A MasterClass On Writing With Judy BlumeA week ago yesterday, my best friend gave me an early birthday surprise as a burst of inspiration to help me close out National Novel Writing Month. I was happily stunned by the email that informed me I was gifted a masterclass with bestselling children’s author Judy Blume. What could be cooler than taking a class from one of the first authors to inspire me to become a writer in the first place? I don’t think my friend realized just how perfect her gift to me was until I expressed how much Blume’s characters spoke to me when I was a child.

Today, as I listened to the introduction of my class with Judy Blume, I felt the synchronicity of this experience happening now even more. It so easily could have been a letter from 11-year-old me that Blume reads at the opening of the first lesson. Judy, whom I hope doesn’t take offense for addressing by her first name, recites part of a letter she received from a 13-year-old fan: “I think the main point of kids’ books is to show that things that happened to you also happened to other kids…I thought I was weird for doing and thinking some things, but your books make feel [normal].”

Characters like Peter and “Fudge” Hatcher from Tales of a Fourth Grade Nothing and from Beverly Cleary’s Ramona series spoke directly to my young reader heart. To this day, there are memories I have of childhood that I’m still uncertain as to whether actually happened to me or were instead experiences that favorite book protagonists, like Ramona Quimby, live through.
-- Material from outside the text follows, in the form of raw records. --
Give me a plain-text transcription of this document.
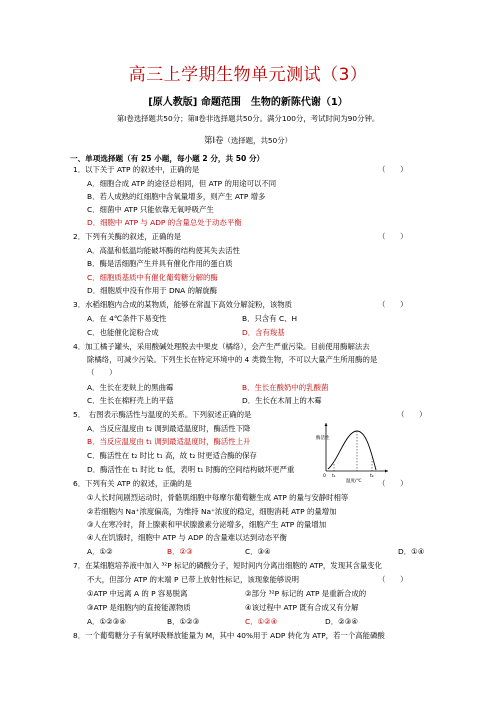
高三上学期生物单元测试（3）
[原人教版] 命题范围 生物的新陈代谢（1）
第Ⅰ卷选择题共50分；第Ⅱ卷非选择题共50分。满分100分，考试时间为90分钟。
第Ⅰ卷（选择题，共50分）
一、单项选择题（有 25 小题，每小题 2 分，共 50 分）
1．以下关于 ATP 的叙述中，正确的是	（　　）
A．细胞合成 ATP 的途径总相同，但 ATP 的用途可以不同
B．若人成熟的红细胞中含氧量增多，则产生 ATP 增多
C．细菌中 ATP 只能依靠无氧呼吸产生
D．细胞中 ATP 与 ADP 的含量总处于动态平衡
2．下列有关酶的叙述，正确的是	（　　）
A．高温和低温均能破坏酶的结构使其失去活性
B．酶是活细胞产生并具有催化作用的蛋白质
C．细胞质基质中有催化葡萄糖分解的酶
D．细胞质中没有作用于 DNA 的解旋酶
3．水稻细胞内合成的某物质，能够在常温下高效分解淀粉，该物质	（　　）
A．在 4℃条件下易变性	B．只含有 C、H
C．也能催化淀粉合成	D．含有羧基
4．加工橘子罐头，采用酸碱处理脱去中果皮（橘络），会产生严重污染。目前使用酶解法去
除橘络，可减少污染。下列生长在特定环境中的 4 类微生物，不可以大量产生所用酶的是
（　　）
A．生长在麦麸上的黑曲霉	B．生长在酸奶中的乳酸菌
C．生长在棉籽壳上的平菇	D．生长在木屑上的木霉
5．　右图表示酶活性与温度的关系。下列叙述正确的是	（　　）
A．当反应温度由 t₂ 调到最适温度时，酶活性下降
B．当反应温度由 t₁ 调到最适温度时，酶活性上升
C．酶活性在 t₂ 时比 t₁ 高，故 t₂ 时更适合酶的保存
D．酶活性在 t₁ 时比 t₂ 低，表明 t₁ 时酶的空间结构破坏更严重
酶活性
0 t₁	t₂
温度/℃
6．下列有关 ATP 的叙述，正确的是	（　　）
①人长时间剧烈运动时，骨骼肌细胞中每摩尔葡萄糖生成 ATP 的量与安静时相等
②若细胞内 Na⁺浓度偏高，为维持 Na⁺浓度的稳定，细胞消耗 ATP 的量增加
③人在寒冷时，肾上腺素和甲状腺激素分泌增多，细胞产生 ATP 的量增加
④人在饥饿时，细胞中 ATP 与 ADP 的含量难以达到动态平衡
A．①②	B．②③	C．③④	D．①④
7．在某细胞培养液中加入 ³²P 标记的磷酸分子，短时间内分离出细胞的 ATP，发现其含量变化
不大，但部分 ATP 的末端 P 已带上放射性标记，该现象能够说明	（　　）
①ATP 中远离 A 的 P 容易脱离	②部分 ³²P 标记的 ATP 是重新合成的
③ATP 是细胞内的直接能源物质	④该过程中 ATP 既有合成又有分解
A．①②③④	B．①②③	C．①②④	D．②③④
8．一个葡萄糖分子有氧呼吸释放能量为 M，其中 40%用于 ADP 转化为 ATP，若一个高能磷酸
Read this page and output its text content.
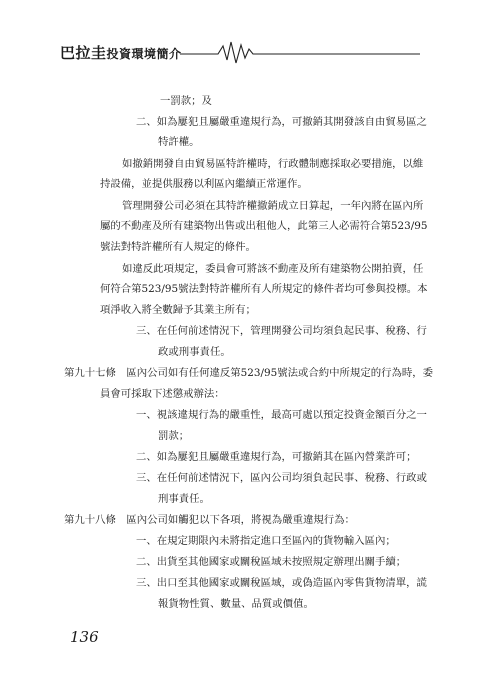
巴拉圭投資環境簡介
一罰款；及
二、如為屢犯且屬嚴重違規行為，可撤銷其開發該自由貿易區之
特許權。
如撤銷開發自由貿易區特許權時，行政體制應採取必要措施，以維
持設備，並提供服務以利區內繼續正常運作。
管理開發公司必須在其特許權撤銷成立日算起，一年內將在區內所
屬的不動產及所有建築物出售或出租他人，此第三人必需符合第523/95
號法對特許權所有人規定的條件。
如違反此項規定，委員會可將該不動產及所有建築物公開拍賣，任
何符合第523/95號法對特許權所有人所規定的條件者均可參與投標。本
項淨收入將全數歸予其業主所有；
三、在任何前述情況下，管理開發公司均須負起民事、稅務、行
政或刑事責任。
第九十七條　區內公司如有任何違反第523/95號法或合約中所規定的行為時，委
員會可採取下述懲戒辦法：
一、視該違規行為的嚴重性，最高可處以預定投資金額百分之一
罰款；
二、如為屢犯且屬嚴重違規行為，可撤銷其在區內營業許可；
三、在任何前述情況下，區內公司均須負起民事、稅務、行政或
刑事責任。
第九十八條　區內公司如觸犯以下各項，將視為嚴重違規行為：
一、在規定期限內未將指定進口至區內的貨物輸入區內；
二、出貨至其他國家或關稅區域未按照規定辦理出關手續；
三、出口至其他國家或關稅區域，或偽造區內零售貨物清單，謊
報貨物性質、數量、品質或價值。
136
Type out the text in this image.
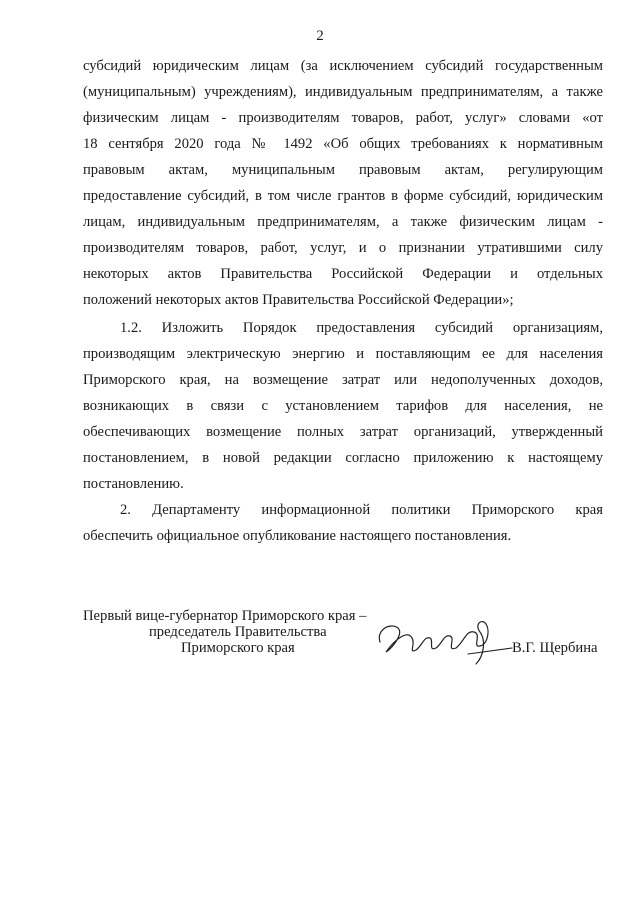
2
субсидий юридическим лицам (за исключением субсидий государственным
(муниципальным) учреждениям), индивидуальным предпринимателям, а также
физическим лицам - производителям товаров, работ, услуг» словами «от
18 сентября 2020 года № 1492 «Об общих требованиях к нормативным
правовым актам, муниципальным правовым актам, регулирующим
предоставление субсидий, в том числе грантов в форме субсидий, юридическим
лицам, индивидуальным предпринимателям, а также физическим лицам -
производителям товаров, работ, услуг, и о признании утратившими силу
некоторых актов Правительства Российской Федерации и отдельных
положений некоторых актов Правительства Российской Федерации»;
1.2. Изложить Порядок предоставления субсидий организациям,
производящим электрическую энергию и поставляющим ее для населения
Приморского края, на возмещение затрат или недополученных доходов,
возникающих в связи с установлением тарифов для населения, не
обеспечивающих возмещение полных затрат организаций, утвержденный
постановлением, в новой редакции согласно приложению к настоящему
постановлению.
2. Департаменту информационной политики Приморского края
обеспечить официальное опубликование настоящего постановления.
Первый вице-губернатор Приморского края –
председатель Правительства
Приморского края	В.Г. Щербина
That’s the magic of writing that spoke to me so keenly as a young child.

That power of the written word led me to decide, while still in elementary school, to be an *author* when I grew up. It amazed me how well an adult writer could understand so perfectly what it was like to be a child with the usual rash of emotions and confusing experiences. The characters in those favorite children’s books were as real to me as the friends I made in my school classroom. I thought to myself: I want to do the same for other readers out there.

True Tales of a Forty-Year-Old WriterSo from about age 8 on, I began writing and writing and writing. I wrote from my life experiences, my pure fantasies and from an imagination stoked and nurtured by reading the best books written for children and young adults at that time. I wrote when I was lonely. I wrote as an escape. I wrote when I was excited about what the future had in store for me. I wrote as another form of play and exploration. I wrote to exercise that mighty muscle of my imagination, which was just as important to me as my strong biceps and springy, speedy legs.

Eventually, I was a young adult myself, saddled down with adult ambitions and ‘real world’ practicalities. I attempted to bury the childhood dream behind a communication degree and a career in professional journalism. It is fair to say that I lost my way for several years.

Yet even through my years spent across the country at college, through my first loves and breakups, and later, through seemingly endless years of chronic illness, immersing myself in my writing world always felt like home. Using my words to give voice to my deepest desires and most earnest emotions still felt like the truest thing in my life I could do.

So, here I sit. I am eleven days from turning 40, and I have yet to complete writing a novel of my own. Yet, I sit today after a month of NaNoWriMo, where I consistently worked and played through 27,044 words (a bit more than 90 pages) of the young adult novel that I first started years ago. While I didn’t get quite as far as would have been my ideal, I am proud of the new writing I breathed into life, and I am pleased with the polishing I did of the old. I don’t plan to stop as I skip through the month of December either. I find myself excited and even more optimistic about finally living up to my childhood dream of being a (published) novelist. Let’s do this!